Ruby is more interested in wallowing in the neighbors’ lawns — her favorite pastime, since most yards in the po’ folks’ part of the ‘Hood are desert-landscaped, grass being something that is put out of the hoi polloi’s reach by the cost of water here. So I suggest, “Ruby! Lookit that cat. Git that cat!”

Of course she can’t get it, because she’s stuck on a leash. If I didn’t think she’d chase the thing to Yuma, I’d unhook her. But she can’t be trusted not to run out in front of a car or to follow the cat to Timbuktu. However, the cat hears me and so notices our approach, and it runs away.

I expect to find a dead bird or rat on the sidewalk. But…nay!

It’s a freaking tortoise! A little desert tortoise (endangered species!) about six or eight inches long and around five inches wide. It peeks its head out from its shell to see what the heck.

I ask a kid biking around on a neighbor’s front yard if he knows who belongs to the tortoise. He pretends not to hear me. He’s only about 10, but already his parents have trained him to recognize WT and not respond. Snobsville, and we ain’t even in Snottsdale. Hm.

Not wanting to leave the critter to amble across the roads, I pick it up.

Tortoise recoils inside his shell. Then sticks his head out, realizes he’s in the air, and sticks out his fiercely clawed little feet, which he now uses to try to force the human to unhand him.

I’m trying to figure out how to get a grip on him that’ll last long enough to carry him home, when voilà! Hustling up the sidewalk comes a tribe of dithering humans, led by a visibly distressed female.

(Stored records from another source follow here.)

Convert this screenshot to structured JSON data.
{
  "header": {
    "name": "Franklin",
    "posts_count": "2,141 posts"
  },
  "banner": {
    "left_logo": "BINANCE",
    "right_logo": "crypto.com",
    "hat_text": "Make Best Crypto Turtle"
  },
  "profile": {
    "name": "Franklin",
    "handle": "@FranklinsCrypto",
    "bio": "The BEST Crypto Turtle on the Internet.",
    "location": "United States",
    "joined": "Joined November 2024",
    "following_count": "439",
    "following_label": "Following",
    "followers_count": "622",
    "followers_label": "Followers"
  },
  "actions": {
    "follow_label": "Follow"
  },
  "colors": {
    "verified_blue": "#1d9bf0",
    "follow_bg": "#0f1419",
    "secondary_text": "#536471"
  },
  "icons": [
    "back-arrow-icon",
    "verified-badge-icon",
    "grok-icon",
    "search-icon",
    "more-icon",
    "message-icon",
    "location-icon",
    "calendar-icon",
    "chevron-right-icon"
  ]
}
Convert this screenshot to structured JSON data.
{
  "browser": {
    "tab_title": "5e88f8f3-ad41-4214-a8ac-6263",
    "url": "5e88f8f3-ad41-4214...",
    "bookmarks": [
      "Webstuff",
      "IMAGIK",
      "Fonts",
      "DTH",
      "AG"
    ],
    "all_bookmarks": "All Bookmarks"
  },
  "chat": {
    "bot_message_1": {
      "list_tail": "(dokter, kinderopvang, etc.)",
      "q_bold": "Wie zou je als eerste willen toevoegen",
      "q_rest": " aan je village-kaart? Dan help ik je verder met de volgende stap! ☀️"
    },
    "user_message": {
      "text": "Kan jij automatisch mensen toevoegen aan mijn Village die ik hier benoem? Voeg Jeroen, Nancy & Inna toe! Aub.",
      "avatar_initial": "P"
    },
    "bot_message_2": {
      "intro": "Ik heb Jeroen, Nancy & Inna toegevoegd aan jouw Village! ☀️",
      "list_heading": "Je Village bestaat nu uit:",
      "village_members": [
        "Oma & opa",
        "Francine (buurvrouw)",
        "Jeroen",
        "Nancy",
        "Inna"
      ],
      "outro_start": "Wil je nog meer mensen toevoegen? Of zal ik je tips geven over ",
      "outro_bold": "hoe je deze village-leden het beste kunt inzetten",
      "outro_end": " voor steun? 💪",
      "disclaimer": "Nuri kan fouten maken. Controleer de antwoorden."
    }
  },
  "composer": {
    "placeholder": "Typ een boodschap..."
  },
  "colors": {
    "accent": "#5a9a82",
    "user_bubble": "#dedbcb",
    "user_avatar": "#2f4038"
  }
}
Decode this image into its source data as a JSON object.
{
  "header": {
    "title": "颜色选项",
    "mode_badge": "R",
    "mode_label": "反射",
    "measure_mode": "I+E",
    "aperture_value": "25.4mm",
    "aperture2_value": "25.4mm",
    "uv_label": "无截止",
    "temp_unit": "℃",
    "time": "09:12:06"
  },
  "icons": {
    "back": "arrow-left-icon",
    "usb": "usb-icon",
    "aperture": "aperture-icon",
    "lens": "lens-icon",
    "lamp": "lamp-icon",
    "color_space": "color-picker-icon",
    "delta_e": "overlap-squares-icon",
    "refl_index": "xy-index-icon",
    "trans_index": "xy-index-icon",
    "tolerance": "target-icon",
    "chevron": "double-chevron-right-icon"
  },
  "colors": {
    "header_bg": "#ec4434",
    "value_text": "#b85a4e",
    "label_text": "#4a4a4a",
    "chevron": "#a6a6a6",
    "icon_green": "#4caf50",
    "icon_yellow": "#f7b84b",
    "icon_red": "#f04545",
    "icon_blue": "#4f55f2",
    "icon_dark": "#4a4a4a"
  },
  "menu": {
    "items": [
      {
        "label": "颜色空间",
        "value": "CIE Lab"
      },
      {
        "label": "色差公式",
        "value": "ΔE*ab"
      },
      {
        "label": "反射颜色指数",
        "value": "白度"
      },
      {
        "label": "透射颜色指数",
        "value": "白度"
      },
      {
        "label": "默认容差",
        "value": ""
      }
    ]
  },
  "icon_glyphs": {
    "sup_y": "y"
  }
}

“Have you seen a tortoise?” asks the chieftain. She’s so upset she’s almost in tears, and the males she has in tow are not in much better shape.

“You mean this one?”

They practically genuflected on the sidewalk, they were so thrilled and relieved to find their…uhm…pet.

The desert tortoise is protected by law. Fish & Game has a program where you can “adopt” a tortoise and keep it in your yard, registered and checked-on by AZ F&G. They have all sorts of regulations whereby you must house the beast. And no doubt they figured they were about to get in big trouble with Big Brother, to say nothing of losing their beloved baby.

🙂

So. Ruby saved the tortoise. And saved the day.